DEAR FATHER THOMAS: How do I forgive myself after a divorce? What might God think of me? I have asked for forgiveness many times, but I still carry the guilt. How long do I continue asking for that forgiveness? — STILL CARRYING THE PAST
DEAR STILL CARRYING THE PAST: My dear friend, Thank you for writing. I suspect there are many people listening today who carry the same question in their hearts. You ask how to forgive yourself after a divorce and what God might think of you.
The first thing I want you to know is this: God is not looking at you with condemnation. He is looking at you with love. Divorce is painful. Even when it was necessary, it can leave behind regret, sadness, and countless “what ifs.” It is easy to keep replaying the past and wondering if you could have done something differently.
You also ask how long you should continue asking for forgiveness. If you have sincerely brought your heart to God and asked for His mercy, there comes a point when the question is no longer whether God has forgiven you. The question becomes whether you will accept the forgiveness He is offering.
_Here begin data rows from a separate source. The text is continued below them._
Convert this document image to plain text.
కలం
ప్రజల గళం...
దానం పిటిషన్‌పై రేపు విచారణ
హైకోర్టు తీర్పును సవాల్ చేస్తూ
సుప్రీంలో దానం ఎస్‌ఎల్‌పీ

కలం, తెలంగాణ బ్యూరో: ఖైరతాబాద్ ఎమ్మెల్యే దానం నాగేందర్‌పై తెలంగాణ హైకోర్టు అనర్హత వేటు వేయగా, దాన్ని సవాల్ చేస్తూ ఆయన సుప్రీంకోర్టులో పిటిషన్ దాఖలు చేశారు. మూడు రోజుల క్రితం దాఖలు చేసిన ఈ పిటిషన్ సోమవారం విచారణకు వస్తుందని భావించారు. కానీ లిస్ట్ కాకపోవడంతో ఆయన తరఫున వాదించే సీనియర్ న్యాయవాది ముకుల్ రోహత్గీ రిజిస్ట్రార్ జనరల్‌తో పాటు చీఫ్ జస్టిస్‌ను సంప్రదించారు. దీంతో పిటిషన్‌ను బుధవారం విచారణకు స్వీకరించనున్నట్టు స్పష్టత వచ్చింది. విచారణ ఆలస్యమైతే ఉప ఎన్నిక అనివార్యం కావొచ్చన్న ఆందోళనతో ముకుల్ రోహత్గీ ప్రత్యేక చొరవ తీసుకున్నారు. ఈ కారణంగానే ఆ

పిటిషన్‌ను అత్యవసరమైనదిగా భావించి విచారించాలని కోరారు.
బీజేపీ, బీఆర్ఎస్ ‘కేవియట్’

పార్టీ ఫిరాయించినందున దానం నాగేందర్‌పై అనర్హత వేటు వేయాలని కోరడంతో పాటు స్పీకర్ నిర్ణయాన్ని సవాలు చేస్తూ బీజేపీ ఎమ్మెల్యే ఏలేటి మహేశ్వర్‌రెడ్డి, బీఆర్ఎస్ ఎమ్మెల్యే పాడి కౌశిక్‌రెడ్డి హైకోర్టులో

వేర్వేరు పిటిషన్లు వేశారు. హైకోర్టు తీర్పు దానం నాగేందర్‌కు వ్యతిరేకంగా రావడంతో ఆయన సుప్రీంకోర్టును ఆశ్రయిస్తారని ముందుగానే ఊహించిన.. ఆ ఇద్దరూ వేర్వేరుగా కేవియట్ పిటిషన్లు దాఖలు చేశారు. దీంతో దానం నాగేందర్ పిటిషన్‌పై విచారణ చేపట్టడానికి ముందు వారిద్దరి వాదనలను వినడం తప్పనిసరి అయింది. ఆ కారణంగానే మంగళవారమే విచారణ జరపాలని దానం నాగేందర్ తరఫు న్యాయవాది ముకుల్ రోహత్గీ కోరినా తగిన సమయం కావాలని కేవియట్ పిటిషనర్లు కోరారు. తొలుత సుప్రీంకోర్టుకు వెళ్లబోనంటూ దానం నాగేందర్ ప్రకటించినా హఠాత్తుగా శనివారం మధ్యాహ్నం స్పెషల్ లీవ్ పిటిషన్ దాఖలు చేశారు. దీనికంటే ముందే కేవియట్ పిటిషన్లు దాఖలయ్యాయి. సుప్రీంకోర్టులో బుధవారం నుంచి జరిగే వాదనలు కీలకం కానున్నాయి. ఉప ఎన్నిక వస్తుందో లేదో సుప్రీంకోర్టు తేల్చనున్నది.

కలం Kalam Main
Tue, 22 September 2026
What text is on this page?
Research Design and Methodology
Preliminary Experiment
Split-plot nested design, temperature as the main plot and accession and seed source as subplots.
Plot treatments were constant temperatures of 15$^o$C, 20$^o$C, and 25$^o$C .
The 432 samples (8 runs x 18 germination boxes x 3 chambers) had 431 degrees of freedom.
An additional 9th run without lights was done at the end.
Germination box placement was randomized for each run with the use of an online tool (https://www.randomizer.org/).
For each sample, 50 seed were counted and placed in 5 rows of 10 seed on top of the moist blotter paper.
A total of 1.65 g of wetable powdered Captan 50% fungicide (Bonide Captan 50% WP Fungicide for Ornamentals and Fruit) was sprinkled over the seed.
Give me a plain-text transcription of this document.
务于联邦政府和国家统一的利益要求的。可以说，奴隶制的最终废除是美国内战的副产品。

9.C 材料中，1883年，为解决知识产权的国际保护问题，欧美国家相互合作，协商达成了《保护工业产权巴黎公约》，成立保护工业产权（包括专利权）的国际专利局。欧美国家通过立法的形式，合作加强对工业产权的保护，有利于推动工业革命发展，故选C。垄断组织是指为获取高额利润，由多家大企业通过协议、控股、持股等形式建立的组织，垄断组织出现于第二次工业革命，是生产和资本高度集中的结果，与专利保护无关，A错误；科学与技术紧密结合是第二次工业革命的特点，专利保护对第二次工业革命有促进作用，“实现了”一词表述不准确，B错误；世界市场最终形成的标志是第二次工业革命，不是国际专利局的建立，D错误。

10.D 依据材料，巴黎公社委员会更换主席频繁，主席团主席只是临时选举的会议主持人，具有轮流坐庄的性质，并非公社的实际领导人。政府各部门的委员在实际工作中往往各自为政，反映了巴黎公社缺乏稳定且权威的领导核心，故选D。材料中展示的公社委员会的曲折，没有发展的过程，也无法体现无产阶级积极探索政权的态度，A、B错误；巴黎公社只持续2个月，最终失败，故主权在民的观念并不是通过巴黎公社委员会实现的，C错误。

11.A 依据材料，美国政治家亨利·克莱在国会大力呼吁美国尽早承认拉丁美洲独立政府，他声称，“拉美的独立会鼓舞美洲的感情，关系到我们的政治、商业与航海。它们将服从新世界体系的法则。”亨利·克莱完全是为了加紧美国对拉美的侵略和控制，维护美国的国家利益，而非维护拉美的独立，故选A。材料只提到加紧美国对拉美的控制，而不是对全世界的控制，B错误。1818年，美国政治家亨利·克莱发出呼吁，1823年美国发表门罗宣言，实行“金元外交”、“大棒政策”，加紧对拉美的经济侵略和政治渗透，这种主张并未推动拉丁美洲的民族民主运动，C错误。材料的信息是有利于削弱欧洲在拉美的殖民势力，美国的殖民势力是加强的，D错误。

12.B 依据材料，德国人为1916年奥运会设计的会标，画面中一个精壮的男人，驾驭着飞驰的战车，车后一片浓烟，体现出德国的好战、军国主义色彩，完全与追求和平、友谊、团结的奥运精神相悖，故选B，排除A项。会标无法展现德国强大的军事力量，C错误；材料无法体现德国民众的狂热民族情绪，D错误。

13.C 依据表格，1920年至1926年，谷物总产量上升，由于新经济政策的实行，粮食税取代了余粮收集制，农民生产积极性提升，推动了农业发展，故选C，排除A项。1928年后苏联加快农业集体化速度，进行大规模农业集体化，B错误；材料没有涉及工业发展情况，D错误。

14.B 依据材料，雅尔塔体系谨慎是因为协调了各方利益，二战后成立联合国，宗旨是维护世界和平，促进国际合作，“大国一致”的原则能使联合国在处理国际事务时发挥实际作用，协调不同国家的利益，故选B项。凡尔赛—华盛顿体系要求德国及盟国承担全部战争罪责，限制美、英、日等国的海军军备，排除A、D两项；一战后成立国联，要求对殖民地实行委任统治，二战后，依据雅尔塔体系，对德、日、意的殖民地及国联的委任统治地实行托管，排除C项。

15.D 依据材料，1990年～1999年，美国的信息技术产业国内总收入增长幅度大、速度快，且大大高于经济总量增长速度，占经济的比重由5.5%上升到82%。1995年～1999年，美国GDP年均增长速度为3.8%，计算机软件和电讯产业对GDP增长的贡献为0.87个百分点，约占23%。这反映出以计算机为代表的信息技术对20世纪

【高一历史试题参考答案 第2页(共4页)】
Sometimes the hardest person to forgive is ourselves. Remember that your divorce is not your identity. It is one chapter of your life, not the whole story. You are still God’s beloved child, and His plan for your life did not end because a marriage ended. So today, instead of asking, “Has God forgiven me?” perhaps ask, “Can I trust that God has forgiven me?” That trust is often where healing begins. Be assured of my prayers. God bless you.